Con un’amica della comunità Elizabeta, ragazza rom che aveva scelto di studiare, aveva stabilito una parola chiave: “Se ti scrivo così vuol dire che i miei mi hanno portata via”. Quel codice ha dovuto lanciarlo davvero, ne sono state avvertite le forze di polizia oltre al tribunale per i minorenni. Non sappiamo ancora cosa avverrà.
Sei stata accorta
hai preventivato
– profonda esperta –
un messaggio cifrato
per dire “Aiuto
mi hanno rapita.
Sembra un imbuto
questa mia vita”.
L’avevi portata
su altri binari.
Ti hanno aiutata…
Non i tuoi cari.
Volevi studiare
pensare al futuro.
Volevi cambiare.
Si è alzato un muro.
È stato sequestro.
Così si chiama
l’estremo gesto
di chi non ama
perciò ti piega
vuol sopraffarti.
Scalci e ti lega.
Vuole annullarti.
Ti hanno portata
troppo lontano.
Sei scoraggiata
ma pensi al tuo piano.
Mandi un segnale
c’è chi intercetta.
Non è banale.
Inizia la ricerca.
Non si sa ancora
cosa avverrà.
Ad ogni ora
ti troverà
forse un agente
per liberarti
oppure niente
e dovrai adeguarti?
Penso al tuo sguardo
la tua fermezza.
Ci vuol riguardo
per la bellezza.
Le filastrocche giudiziarie
I tribunali per i minorenni prendono ogni giorno decisioni difficili. Scelte delicate, suscettibili certo di errore ma orientate ogni volta sulla valutazione dei rischi e dei danni che un minore patisce, molto spesso per mano degli adulti a lui più vicini vale a dire i suoi genitori e i familiari più stretti.
Negli ultimi anni una retorica mielosa e in bianco e nero ha raccontato storie dove i buoni erano ben distinti dai cattivi e dove la conclusione era invariabilmente una sola: i bambini e i ragazzi devono crescere con i loro genitori. Con loro, chiunque essi siano e comunque si comportino.

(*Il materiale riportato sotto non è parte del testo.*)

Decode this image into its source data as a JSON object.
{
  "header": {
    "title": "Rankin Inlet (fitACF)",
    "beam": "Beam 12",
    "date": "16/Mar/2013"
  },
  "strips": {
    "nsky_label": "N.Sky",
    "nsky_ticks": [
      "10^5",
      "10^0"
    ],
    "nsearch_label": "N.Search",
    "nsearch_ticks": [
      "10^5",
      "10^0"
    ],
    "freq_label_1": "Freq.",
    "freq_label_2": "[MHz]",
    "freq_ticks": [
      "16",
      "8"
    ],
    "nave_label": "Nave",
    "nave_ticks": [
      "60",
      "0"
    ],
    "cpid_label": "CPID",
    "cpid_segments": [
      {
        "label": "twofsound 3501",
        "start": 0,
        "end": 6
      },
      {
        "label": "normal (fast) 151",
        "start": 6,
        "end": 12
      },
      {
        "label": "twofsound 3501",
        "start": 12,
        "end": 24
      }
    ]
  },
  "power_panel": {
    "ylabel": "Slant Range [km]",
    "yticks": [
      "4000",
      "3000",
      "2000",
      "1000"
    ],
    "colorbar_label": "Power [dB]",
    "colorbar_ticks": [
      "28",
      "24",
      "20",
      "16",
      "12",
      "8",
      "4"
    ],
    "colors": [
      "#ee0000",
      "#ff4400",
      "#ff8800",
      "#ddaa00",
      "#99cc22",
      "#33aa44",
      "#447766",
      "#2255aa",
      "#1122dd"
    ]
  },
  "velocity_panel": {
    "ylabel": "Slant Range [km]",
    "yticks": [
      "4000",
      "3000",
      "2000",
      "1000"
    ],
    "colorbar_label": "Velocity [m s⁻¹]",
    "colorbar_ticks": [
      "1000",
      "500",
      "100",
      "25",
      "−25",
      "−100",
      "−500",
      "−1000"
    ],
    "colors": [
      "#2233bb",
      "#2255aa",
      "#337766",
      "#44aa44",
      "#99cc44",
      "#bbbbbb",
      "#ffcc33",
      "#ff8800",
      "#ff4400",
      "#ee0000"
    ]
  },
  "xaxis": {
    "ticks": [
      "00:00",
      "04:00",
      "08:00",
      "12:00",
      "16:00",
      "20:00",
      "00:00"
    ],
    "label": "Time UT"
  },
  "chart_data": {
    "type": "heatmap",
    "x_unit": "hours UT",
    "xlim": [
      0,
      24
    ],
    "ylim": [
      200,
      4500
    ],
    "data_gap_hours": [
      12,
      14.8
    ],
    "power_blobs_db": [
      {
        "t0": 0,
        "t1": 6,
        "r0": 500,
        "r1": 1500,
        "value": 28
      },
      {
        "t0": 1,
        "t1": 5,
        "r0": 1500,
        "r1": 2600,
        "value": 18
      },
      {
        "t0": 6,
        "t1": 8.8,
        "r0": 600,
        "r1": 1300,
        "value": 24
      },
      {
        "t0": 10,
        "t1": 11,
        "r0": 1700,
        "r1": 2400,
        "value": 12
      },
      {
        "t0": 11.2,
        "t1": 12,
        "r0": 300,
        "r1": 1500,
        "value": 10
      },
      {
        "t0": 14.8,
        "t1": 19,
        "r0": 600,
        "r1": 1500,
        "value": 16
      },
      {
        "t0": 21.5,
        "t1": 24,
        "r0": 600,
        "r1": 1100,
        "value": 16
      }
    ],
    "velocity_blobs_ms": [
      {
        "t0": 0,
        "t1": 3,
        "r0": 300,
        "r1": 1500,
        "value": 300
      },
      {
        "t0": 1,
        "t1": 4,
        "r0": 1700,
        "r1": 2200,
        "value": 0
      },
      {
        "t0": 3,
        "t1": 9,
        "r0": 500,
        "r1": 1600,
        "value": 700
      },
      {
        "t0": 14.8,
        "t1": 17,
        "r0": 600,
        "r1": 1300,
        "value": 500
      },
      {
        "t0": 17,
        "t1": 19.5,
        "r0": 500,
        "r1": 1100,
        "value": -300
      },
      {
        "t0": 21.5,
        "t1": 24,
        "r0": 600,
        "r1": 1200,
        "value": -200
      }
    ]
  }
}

Ogni altro intervento, anche quando è temporaneo e di stimolo al cambiamento per giungere a relazioni familiari più serene, viene presentato come crudeltà, come ingiustizia. Avrebbe, ciascun genitore, il diritto di fare dei propri figli tutto ciò che vuole - e di evitare il dolore, per sé e per il bambino. Piuttosto la perversione, il maltrattamento, l'incertezza endemica. Tutto sembra meglio della sofferenza che sta dentro alla crisi e alla necessità di cambiare.
Il cinismo infantile dell'autrice che racconta scelte giudiziarie estreme, eppure ordinarie nelle aula dei tribunali per i minorenni, è uno sberleffo a questa logica e un modo per affermare una volta di più che i bambini e i ragazzi sono persone. Non proprietà, non appendici degli adulti ma persone, soggetti di diritto, nei cui panni occorre provare a mettersi e che è opportuno disporsi ad ascoltare in ogni singola e distinta decisione che riguardi da vicino la loro vita.